Harvard and Penn were head-and-shoulders above the rest of the league. Each polled for almost 30 points more than the nearest runners up, even in a season in which third-place Brown could be a third contender in the race for Ivy supremacy. Harvard and Penn have held the top two spots in the Ivy League at season’s end for the past four years, and Penn has been a perennial powerhouse.
“[Number] two means you’re getting a lot of respect from a lot of people,” Murphy said.
“As defending champions, they’re the team to beat. Until someone knocks them off, they’re the team to beat,” Penn coach Al Bagnoli said. “From my perspective, they should have been the top team. They’re the defending champs, they have some marquee kids back, and a fair amount of kids returning with skills.”
The reason that a team so dominant in the past season as Harvard didn’t take first has something to do with its losses to graduation—most notably, Ivy Player of the Year Fitzpatrick, who has since inked a three-year deal with the St. Louis Rams. The Crimson has replacements, but none with real time on the field.
“No one’s going to give us any credit at quarterback until somebody proves that we deserve it,” Murphy said. “We certainly have a lot of question marks—only time will tell.”
The Crimson begins preseason practice August 23—time to be spent lifting weights, running drills, and, most importantly, answering big questions about the team’s competitiveness this season.
“By the time we get to our scrimmage game, hopefully we’ll have a better idea where we are at certain positions in terms of competitiveness, quality, and depth,” Murphy said. “We have some concerns about our depth at defensive line, at linebacker, and concerns about developing our quarterbacks in the system.”
In Philadelphia, the Quakers return six All-Ivy players from last season’s squad, which finished 8-2 (6-1), good enough for second in the league. Penn has won six Ivy titles in coach Al Bagnoli’s 13-year tenure.

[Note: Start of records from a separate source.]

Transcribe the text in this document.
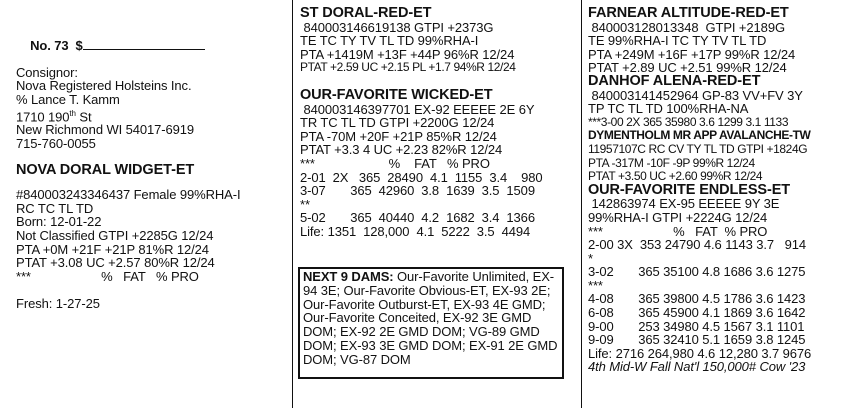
No. 73 $

Consignor:
Nova Registered Holsteins Inc.
% Lance T. Kamm
1710 190th St
New Richmond WI 54017-6919
715-760-0055
NOVA DORAL WIDGET-ET
#840003243346437 Female 99%RHA-I
RC TC TL TD
Born: 12-01-22
Not Classified GTPI +2285G 12/24
PTA +0M +21F +21P 81%R 12/24
PTAT +3.08 UC +2.57 80%R 12/24
***                    %   FAT   % PRO
Fresh: 1-27-25
ST DORAL-RED-ET
840003146619138 GTPI +2373G
TE TC TY TV TL TD 99%RHA-I
PTA +1419M +13F +44P 96%R 12/24
PTAT +2.59 UC +2.15 PL +1.7 94%R 12/24
OUR-FAVORITE WICKED-ET
840003146397701 EX-92 EEEEE 2E 6Y
TR TC TL TD GTPI +2200G 12/24
PTA -70M +20F +21P 85%R 12/24
PTAT +3.3 4 UC +2.23 82%R 12/24
***                     %    FAT   % PRO
2-01  2X   365  28490  4.1  1155  3.4    980
3-07       365  42960  3.8  1639  3.5  1509
**
5-02       365  40440  4.2  1682  3.4  1366
Life: 1351  128,000  4.1  5222  3.5  4494
NEXT 9 DAMS: Our-Favorite Unlimited, EX-94 3E; Our-Favorite Obvious-ET, EX-93 2E; Our-Favorite Outburst-ET, EX-93 4E GMD; Our-Favorite Conceited, EX-92 3E GMD DOM; EX-92 2E GMD DOM; VG-89 GMD DOM; EX-93 3E GMD DOM; EX-91 2E GMD DOM; VG-87 DOM
FARNEAR ALTITUDE-RED-ET
840003128013348  GTPI +2189G
TE 99%RHA-I TC TY TV TL TD
PTA +249M +16F +17P 99%R 12/24
PTAT +2.89 UC +2.51 99%R 12/24
DANHOF ALENA-RED-ET
840003141452964 GP-83 VV+FV 3Y
TP TC TL TD 100%RHA-NA
***3-00 2X 365 35980 3.6 1299 3.1 1133
DYMENTHOLM MR APP AVALANCHE-TW
11957107C RC CV TY TL TD GTPI +1824G
PTA -317M -10F -9P 99%R 12/24
PTAT +3.50 UC +2.60 99%R 12/24
OUR-FAVORITE ENDLESS-ET
142863974 EX-95 EEEEE 9Y 3E
99%RHA-I GTPI +2224G 12/24
***                    %   FAT  % PRO
2-00 3X  353 24790 4.6 1143 3.7   914
*
3-02       365 35100 4.8 1686 3.6 1275
***
4-08       365 39800 4.5 1786 3.6 1423
6-08       365 45900 4.1 1869 3.6 1642
9-00       253 34980 4.5 1567 3.1 1101
9-09       365 32410 5.1 1659 3.8 1245
Life: 2716 264,980 4.6 12,280 3.7 9676
4th Mid-W Fall Nat'l 150,000# Cow '23
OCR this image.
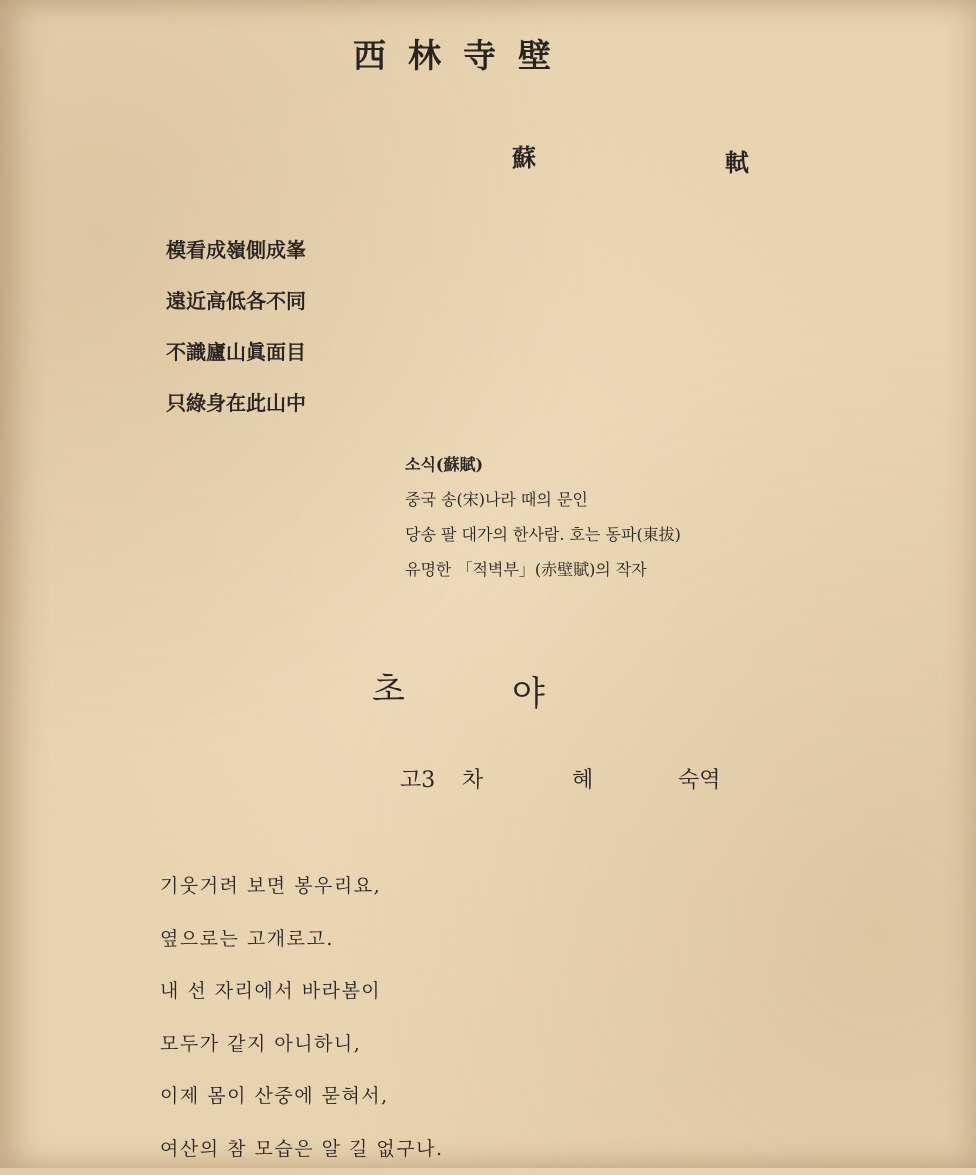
西林寺壁
蘇	軾
模看成嶺側成峯
遠近高低各不同
不識廬山眞面目
只綠身在此山中
소식(蘇賦)
중국 송(宋)나라 때의 문인
당송 팔 대가의 한사람. 호는 동파(東拔)
유명한 「적벽부」(赤壁賦)의 작자
초	야
고3 차	혜	숙역
기웃거려 보면 봉우리요,
옆으로는 고개로고.
내 선 자리에서 바라봄이
모두가 같지 아니하니,
이제 몸이 산중에 묻혀서,
여산의 참 모습은 알 길 없구나.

“Penn, in the last 25 years, has won the Ivy League championship more than any other team,” Murphy said, adding, “There’s going to be a lot of others in the hunt.”
Bagnoli has said he was surprised to see his team ranked ahead of Brown, which finished third in the poll with 91 points. Harvard preserved its perfect season with second-half heroics last year against Brown, rallying from a three-touchdown deficit to win 35-34. But preseason prognostication has the Bears bringing much the same team that had the Crimson’s back against the wall. Brown’s offense is particularly potent in its current incarnation.
“We’ve been going over a ton of Brown film. They have nine All Ivy players returning,” Murphy said, noting that the Bears return junior receiver Lonnie Hill, who led the Ivy League in receptions in 2003 before taking last season off. “Based upon what I know, Brown’s as good as anybody else.”
The nine All-Ivy players the Bears have back include two-time All Ivy first-team rusher Nick Hartigan and league-leading senior receiver Jarrett Schreck. Like Harvard, however, Brown has yet to settle on a quarterback, and its offensive line has lost four players to graduation.
“Their group of skill kids, especially their offense, may be the best in the league,” Bagnoli said. “That doesn’t include the other five teams. In any given week in this league, anyone can beat anyone else. It somewhat surprised me, the distance between Harvard and Penn and Brown, though.”
Elsewhere in the Ivies, Yale, Cornell, and Princeton formed a second tier in Ivy football, finishing in close succession with 66, 63, and 57 points respectively.
Pollees saw no reason that Dartmouth or Columbia should suddenly reverse their skids of recent years to leap out of the league basement, as the Big Green and the Lions rounded out the Ivy League, receiving 36 and 24 points, respectively.